3. No stage lasts forever. Besides the "I only eat bananas with peanut butter" phase--which, yes, I'm still dwelling on, and yes, I promise not to talk about from here on, he's gone through the following:  the anything green=poison phase (even a sliver of basil on pizza); the months of eating with the TV on while I shovel food into his too-busy-to-notice mouth; the cereal-for-every-meal diet; and currently, he's adopted an "I'm allergic to all foods I dislike" mantra. When I was in the thick of all these phases, it seemed like I would never emerge. But once you do, that phase is over (and would you believe that he's "allergic" to bananas now?!).
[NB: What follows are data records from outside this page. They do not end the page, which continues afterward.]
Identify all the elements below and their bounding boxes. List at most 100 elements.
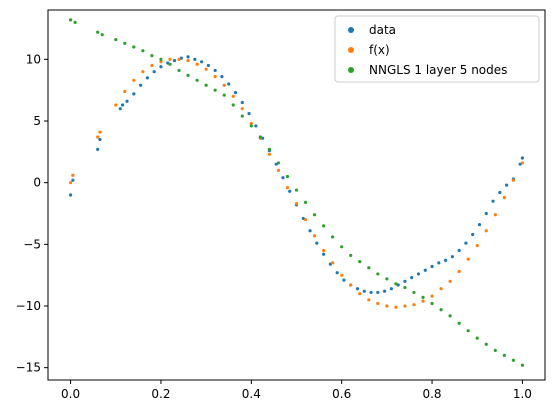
data-point — [358, 260, 362, 264]
data-point — [342, 278, 346, 282]
data-point — [358, 292, 362, 296]
data-point — [285, 174, 290, 179]
data-point — [493, 213, 497, 217]
data-point — [276, 161, 281, 165]
data-point — [186, 55, 190, 59]
y-tick-label: 0 — [33, 176, 41, 190]
x-tick-label: 0.2 — [151, 387, 170, 401]
legend-label: NNGLS 1 layer 5 nodes — [369, 63, 507, 77]
data-point — [367, 298, 371, 302]
data-point — [114, 103, 118, 107]
data-point — [502, 353, 506, 357]
data-point — [294, 202, 299, 206]
data-point — [484, 229, 488, 233]
data-point — [213, 68, 217, 73]
y-tick-label: −10 — [16, 299, 41, 313]
data-point — [240, 114, 244, 118]
data-point — [437, 261, 441, 265]
data-point — [294, 188, 299, 192]
data-point — [233, 91, 238, 95]
data-point — [177, 68, 181, 73]
data-point — [448, 279, 452, 283]
series-2 — [68, 18, 525, 367]
data-point — [73, 20, 77, 24]
data-point — [493, 348, 497, 352]
data-point — [139, 83, 143, 87]
data-point — [520, 156, 525, 160]
data-point — [96, 147, 100, 151]
data-point — [349, 283, 353, 287]
data-point — [125, 99, 129, 103]
data-point — [206, 63, 210, 68]
data-point — [403, 304, 407, 308]
data-point — [68, 193, 73, 197]
data-point — [141, 70, 145, 74]
data-point — [240, 100, 244, 105]
data-point — [303, 218, 308, 222]
data-point — [444, 258, 448, 262]
data-point — [177, 57, 181, 61]
data-point — [520, 363, 525, 367]
data-point — [331, 261, 335, 265]
x-axis: 0.0 0.2 0.4 0.6 0.8 1.0 — [61, 380, 532, 401]
data-point — [403, 285, 407, 290]
data-point — [439, 287, 443, 291]
legend-marker — [348, 27, 354, 33]
data-point — [98, 130, 102, 134]
data-point — [204, 67, 208, 71]
data-point — [389, 287, 393, 291]
data-point — [385, 277, 389, 281]
data-point — [376, 301, 380, 306]
data-point — [385, 304, 389, 308]
data-point — [322, 224, 326, 228]
y-axis: −15 −10 −5 0 5 10 — [16, 52, 48, 375]
data-point — [220, 75, 224, 79]
data-point — [484, 211, 488, 216]
data-point — [376, 290, 380, 295]
legend-marker — [348, 67, 354, 73]
data-point — [362, 289, 366, 293]
data-point — [457, 269, 461, 274]
data-point — [186, 58, 190, 63]
legend-box — [334, 15, 540, 83]
data-point — [231, 103, 235, 107]
data-point — [132, 45, 136, 49]
data-point — [249, 124, 253, 128]
data-point — [477, 223, 482, 227]
data-point — [520, 161, 525, 165]
data-point — [71, 173, 75, 177]
data-point — [457, 321, 461, 325]
data-point — [213, 88, 217, 92]
data-point — [132, 78, 136, 82]
data-point — [376, 272, 380, 276]
data-point — [312, 234, 317, 238]
data-point — [475, 336, 479, 340]
y-tick-label: 5 — [33, 114, 41, 128]
y-tick-label: 10 — [26, 52, 41, 66]
data-point — [213, 75, 217, 79]
data-point — [423, 268, 427, 272]
data-point — [132, 92, 136, 96]
x-tick-label: 0.8 — [422, 387, 441, 401]
data-point — [141, 49, 145, 53]
data-point — [276, 168, 281, 172]
data-point — [471, 232, 475, 237]
data-point — [491, 199, 495, 203]
series-0 — [68, 55, 525, 295]
data-point — [355, 287, 360, 291]
data-point — [68, 18, 73, 22]
series-layer — [68, 18, 525, 367]
data-point — [168, 62, 172, 66]
data-point — [430, 301, 434, 306]
data-point — [159, 60, 163, 64]
data-point — [227, 82, 231, 86]
data-point — [204, 83, 208, 87]
data-point — [315, 241, 319, 245]
data-point — [150, 54, 154, 58]
data-point — [288, 189, 292, 193]
data-point — [430, 294, 434, 298]
data-point — [403, 279, 407, 283]
data-point — [186, 73, 190, 77]
data-point — [430, 264, 434, 269]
Being flexible in my mindset has been the best way for me to get through them, as in "it's okay if he eats with the TV on right now, and no he won't go to college needing to be spoon fed." Nothing lasts forever.

 

4. Talk about food in a way your child will understand. I remember so clearly the very first time my son took a bite of a baby carrot. He was more than 2 years old and had been on a vegetable strike since he learned to walk. I decided one day to place a few baby carrots on his plate and I said to him, "Look, that carrot is the same color as Dusty Crophopper." He was borderline obsessed with this orange plane from his favorite Disney movie. I went on. "I wonder if Dusty eats carrots and that's why he flies so fast." I left it at that and walked away, and lo and behold the kid actually took a bite. The heavens opened, the angels sang, and I nearly fainted on the floor.

 

5. Don't let one setback set you back 6 months. While we're on that story, I'll admit that I stopped giving my kid baby carrots for a while because I figured he would refuse them like he had so many times before. Before Dusty Cropalyspe, he may not have seen a baby carrot for six months, mainly out of my sheer laziness to put them on his plate. By falling into the my-kid-doesn't-like-it mentality, I actually did him a disservice because he stopped getting more chances to learn and maybe even like.

 

6. Consistency really matters. Would you believe me if I told you that this kid will now eat essentially anything that I put on the table for dinner? I'm still shocked when he happily spoons bites of curried red lentils or forks bite after bite of coconut crusted cod. There are meals that he decides he doesn't like too, but it's not without giving it a fair chance. He is by no means a perfect eater, but that's because there is no such thing as a perfect eater. He has days that he eats his vegetables as happily as he does his pasta and other days when he eats two chocolate granola bars after dinner and then asks for dessert. That painfully slow, foot-dragging feeling of staying on course when it feels like nothing is changing is worth it.  Our job is simply to keep trying.